Recently, I saw a post on Facebook about contest submissions for writers. The person who posted was making the point that assessments about the winners and losers are “sometimes subjective”. I posted an alternate view: they’re always, 100% subjective. 100% of the time.
It can be difficult for writers to remember that, but it’s true. Many of us are under the impression that there is some universal standard of excellence that we all “should” know and adhere to, and that the “successful” pieces all adhere to those standards. It’s not true. Certainly, there are “rules” about structure and character, formatting and professional behavior – and professional presentation of a script. There’s the expectation of quality, yes. But quality is in the eye of the beholder. That’s ALWAYS the way it is.
Ever see a TV show, movie, or play that “everyone” seems to love – but it leaves you cold? That’s evidence of what I’m saying. There isn’t a writer on the planet, in any medium, whose work is universally loved. One man’s masterpiece is another man’s trash.
Don’t believe me?
Here are a few examples:
When the hit musical Hamilton premiered, Ben Brantley from The New York Times called it: “…a show that aims impossibly high and hits its target.” But Andrew Langer of The National Review was partly dismissive of the show and said: “Hamilton’s fatal flaw is its focus on emotions rather than substance.”

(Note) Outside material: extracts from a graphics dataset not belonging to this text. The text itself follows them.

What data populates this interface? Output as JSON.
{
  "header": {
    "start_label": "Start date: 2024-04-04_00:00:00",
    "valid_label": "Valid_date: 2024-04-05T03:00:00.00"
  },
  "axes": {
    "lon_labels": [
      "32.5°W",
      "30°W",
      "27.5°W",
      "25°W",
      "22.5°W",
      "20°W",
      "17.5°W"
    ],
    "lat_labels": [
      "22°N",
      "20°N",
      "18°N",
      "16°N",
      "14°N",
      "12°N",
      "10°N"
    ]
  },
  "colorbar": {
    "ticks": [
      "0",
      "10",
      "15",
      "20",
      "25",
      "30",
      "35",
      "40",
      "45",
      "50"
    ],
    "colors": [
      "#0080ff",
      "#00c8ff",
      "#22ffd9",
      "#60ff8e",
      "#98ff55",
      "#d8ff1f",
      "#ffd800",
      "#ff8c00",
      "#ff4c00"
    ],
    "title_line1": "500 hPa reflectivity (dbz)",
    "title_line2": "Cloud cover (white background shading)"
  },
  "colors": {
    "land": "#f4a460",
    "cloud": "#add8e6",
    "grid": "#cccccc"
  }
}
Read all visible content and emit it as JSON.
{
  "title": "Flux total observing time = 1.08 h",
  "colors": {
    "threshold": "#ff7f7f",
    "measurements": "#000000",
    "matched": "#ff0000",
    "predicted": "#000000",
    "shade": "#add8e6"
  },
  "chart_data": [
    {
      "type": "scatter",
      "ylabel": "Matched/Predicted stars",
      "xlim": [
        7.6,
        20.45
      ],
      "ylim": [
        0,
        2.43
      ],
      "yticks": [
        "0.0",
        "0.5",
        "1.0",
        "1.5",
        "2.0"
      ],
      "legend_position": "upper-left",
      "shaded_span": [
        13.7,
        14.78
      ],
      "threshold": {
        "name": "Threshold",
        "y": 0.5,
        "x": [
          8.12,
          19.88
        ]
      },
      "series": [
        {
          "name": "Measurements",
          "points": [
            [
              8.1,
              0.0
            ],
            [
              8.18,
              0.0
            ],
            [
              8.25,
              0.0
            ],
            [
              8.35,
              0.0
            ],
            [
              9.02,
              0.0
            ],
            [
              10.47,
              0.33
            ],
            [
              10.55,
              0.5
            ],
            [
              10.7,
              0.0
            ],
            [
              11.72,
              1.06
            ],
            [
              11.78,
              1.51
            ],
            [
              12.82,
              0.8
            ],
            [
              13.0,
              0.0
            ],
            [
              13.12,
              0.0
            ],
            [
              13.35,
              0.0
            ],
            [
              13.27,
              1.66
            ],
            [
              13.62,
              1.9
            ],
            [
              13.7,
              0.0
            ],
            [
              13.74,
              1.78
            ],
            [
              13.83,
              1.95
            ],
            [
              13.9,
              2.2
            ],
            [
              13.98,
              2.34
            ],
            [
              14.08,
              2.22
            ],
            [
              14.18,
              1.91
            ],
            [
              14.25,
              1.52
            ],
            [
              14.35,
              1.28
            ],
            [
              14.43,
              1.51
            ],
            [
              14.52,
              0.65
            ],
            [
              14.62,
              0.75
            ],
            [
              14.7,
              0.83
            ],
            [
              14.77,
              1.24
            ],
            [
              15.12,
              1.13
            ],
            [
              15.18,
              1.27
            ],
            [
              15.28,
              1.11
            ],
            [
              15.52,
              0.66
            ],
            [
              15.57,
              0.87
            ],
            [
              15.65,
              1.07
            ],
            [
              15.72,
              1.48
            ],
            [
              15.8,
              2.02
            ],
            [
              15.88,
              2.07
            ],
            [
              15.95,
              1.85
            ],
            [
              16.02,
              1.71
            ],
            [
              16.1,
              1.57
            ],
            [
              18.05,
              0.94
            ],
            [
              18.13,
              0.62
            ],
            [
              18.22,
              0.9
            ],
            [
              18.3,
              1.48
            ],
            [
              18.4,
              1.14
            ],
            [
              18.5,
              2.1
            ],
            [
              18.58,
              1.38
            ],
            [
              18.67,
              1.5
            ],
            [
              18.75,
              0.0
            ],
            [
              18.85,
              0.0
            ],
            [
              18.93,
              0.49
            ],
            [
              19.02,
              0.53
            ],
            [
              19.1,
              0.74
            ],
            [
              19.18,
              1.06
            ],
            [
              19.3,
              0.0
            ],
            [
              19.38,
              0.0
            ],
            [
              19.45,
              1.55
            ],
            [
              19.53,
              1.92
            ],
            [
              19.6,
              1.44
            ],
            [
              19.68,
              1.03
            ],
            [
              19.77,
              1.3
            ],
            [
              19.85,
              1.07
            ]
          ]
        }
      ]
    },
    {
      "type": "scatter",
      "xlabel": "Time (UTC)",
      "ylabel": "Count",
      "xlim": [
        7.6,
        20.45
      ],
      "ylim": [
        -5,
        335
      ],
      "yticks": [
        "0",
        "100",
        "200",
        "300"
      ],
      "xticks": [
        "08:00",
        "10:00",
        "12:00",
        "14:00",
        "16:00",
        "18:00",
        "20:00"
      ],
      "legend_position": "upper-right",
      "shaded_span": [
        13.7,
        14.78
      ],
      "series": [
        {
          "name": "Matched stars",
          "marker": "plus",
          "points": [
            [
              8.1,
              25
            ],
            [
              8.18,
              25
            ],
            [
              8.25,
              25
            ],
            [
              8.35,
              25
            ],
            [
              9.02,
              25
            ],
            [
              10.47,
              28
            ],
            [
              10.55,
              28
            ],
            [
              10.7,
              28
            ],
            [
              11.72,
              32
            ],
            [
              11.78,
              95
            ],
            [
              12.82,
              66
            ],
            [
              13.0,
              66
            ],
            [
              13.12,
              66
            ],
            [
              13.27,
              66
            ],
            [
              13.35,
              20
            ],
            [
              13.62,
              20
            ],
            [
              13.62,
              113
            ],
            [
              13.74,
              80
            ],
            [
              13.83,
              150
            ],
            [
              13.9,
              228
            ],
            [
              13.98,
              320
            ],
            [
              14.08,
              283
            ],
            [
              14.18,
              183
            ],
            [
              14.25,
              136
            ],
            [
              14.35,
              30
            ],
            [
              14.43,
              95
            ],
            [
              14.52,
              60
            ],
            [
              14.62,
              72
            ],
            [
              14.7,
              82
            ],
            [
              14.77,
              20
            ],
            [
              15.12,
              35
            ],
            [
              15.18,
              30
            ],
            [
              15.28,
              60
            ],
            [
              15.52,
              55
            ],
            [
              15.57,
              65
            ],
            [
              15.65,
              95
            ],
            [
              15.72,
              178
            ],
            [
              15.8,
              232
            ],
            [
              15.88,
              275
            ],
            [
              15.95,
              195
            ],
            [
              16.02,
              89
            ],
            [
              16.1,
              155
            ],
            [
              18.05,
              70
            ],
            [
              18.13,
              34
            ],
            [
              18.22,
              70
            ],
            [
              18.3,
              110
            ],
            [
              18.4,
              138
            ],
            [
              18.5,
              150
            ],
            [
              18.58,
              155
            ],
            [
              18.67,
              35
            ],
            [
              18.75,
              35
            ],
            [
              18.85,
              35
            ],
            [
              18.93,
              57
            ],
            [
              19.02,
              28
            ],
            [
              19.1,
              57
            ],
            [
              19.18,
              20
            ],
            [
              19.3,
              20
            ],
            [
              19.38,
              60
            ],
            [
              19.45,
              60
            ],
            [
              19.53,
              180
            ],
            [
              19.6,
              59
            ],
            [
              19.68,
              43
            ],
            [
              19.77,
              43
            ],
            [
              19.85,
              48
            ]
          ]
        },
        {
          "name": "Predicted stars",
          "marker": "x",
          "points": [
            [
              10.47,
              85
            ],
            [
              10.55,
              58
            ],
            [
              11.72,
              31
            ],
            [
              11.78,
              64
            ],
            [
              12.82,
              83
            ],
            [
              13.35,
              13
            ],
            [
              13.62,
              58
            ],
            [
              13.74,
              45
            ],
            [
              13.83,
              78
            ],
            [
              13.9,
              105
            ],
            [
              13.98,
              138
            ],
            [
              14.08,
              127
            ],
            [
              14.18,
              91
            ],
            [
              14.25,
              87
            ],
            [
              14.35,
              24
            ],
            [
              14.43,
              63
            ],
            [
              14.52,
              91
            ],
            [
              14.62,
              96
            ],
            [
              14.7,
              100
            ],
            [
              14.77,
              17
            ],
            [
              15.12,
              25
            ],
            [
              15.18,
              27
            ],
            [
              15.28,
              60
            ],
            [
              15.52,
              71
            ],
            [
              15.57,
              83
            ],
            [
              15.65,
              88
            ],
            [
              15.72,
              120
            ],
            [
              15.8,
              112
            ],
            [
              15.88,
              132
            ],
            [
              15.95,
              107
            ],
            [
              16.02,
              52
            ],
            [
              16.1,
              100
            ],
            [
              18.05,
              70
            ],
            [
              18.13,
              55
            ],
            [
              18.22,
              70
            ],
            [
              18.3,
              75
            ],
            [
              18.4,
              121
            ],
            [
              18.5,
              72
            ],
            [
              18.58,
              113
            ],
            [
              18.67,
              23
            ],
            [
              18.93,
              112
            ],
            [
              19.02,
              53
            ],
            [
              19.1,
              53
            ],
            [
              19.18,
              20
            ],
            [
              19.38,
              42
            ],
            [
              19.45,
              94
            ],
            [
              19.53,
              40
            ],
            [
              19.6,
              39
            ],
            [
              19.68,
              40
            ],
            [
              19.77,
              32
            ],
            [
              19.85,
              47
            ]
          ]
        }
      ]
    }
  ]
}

The feature film Wonder Woman was praised by many – reviewer Ann Hornaday at The Washington Post was among them. She said the film “…saves the day in more ways than one.” At the same time, David Edelstein of Vulture disagreed: “The gushing reviews of Wonder Woman suggest that people are grading on a big curve, but the limpness of the storytelling is certainly preferable to the whacking pacing of other movies of its ilk.”
Here are two comments from reviews of The Godfather – a film which many consider a “classic”. For Kenneth Turan from the L.A. Times: “The Godfather is overflowing with life, rich with all the grand emotions and vital juices of existence, up to and including blood.” Stanley Kaufmann from The New Republic felt: “Francis Ford Coppola, the director and co-adapter (with Mario Puzo), has saved all his limited ingenuity for the shootings and stranglings…”
Whether you agree or disagree with these opinions is not the point. The point is that they’re opinions. 100% subjective.
Our job as writers is to aim for quality – OUR version of quality. Beyond that, we need to let it go. If you’re working for a show runner or a producer, the task is to lean into their aesthetic and make the work match the standards they set. That doesn’t mean that everybody will love it or appreciate it. We all want to find our audience: the people who appreciate our work. But it’s a mistake to imagine that our audience will include EVERYONE. It’s not possible. IT’S NOT POSSIBLE.
Is it disappointing that there isn’t a world-wide, agreed upon, always-true standard of quality?
Get used to it. Even Shakespeare had detractors. He still does.
I believe you can allow this to liberate you as you step into your writing process. Write to please yourself and your boss (or your producer or your team if you have one). Trust your instincts AND understand that perfection (a word reviewers throw around all the time) is NOT a thing in the world of writing. Or in the world of art. There are no standards to determine that.
What do people think of your writing? Depends on who you ask. There are likely as many thoughts about your writing as there are readers.
Don’t let that prevent you from bravely showing up at the page.
Don’t let that stop you from searching for those who get what you’re up to and really appreciate it.
Your job is to dive into your work. And as you do, let me know how it’s going.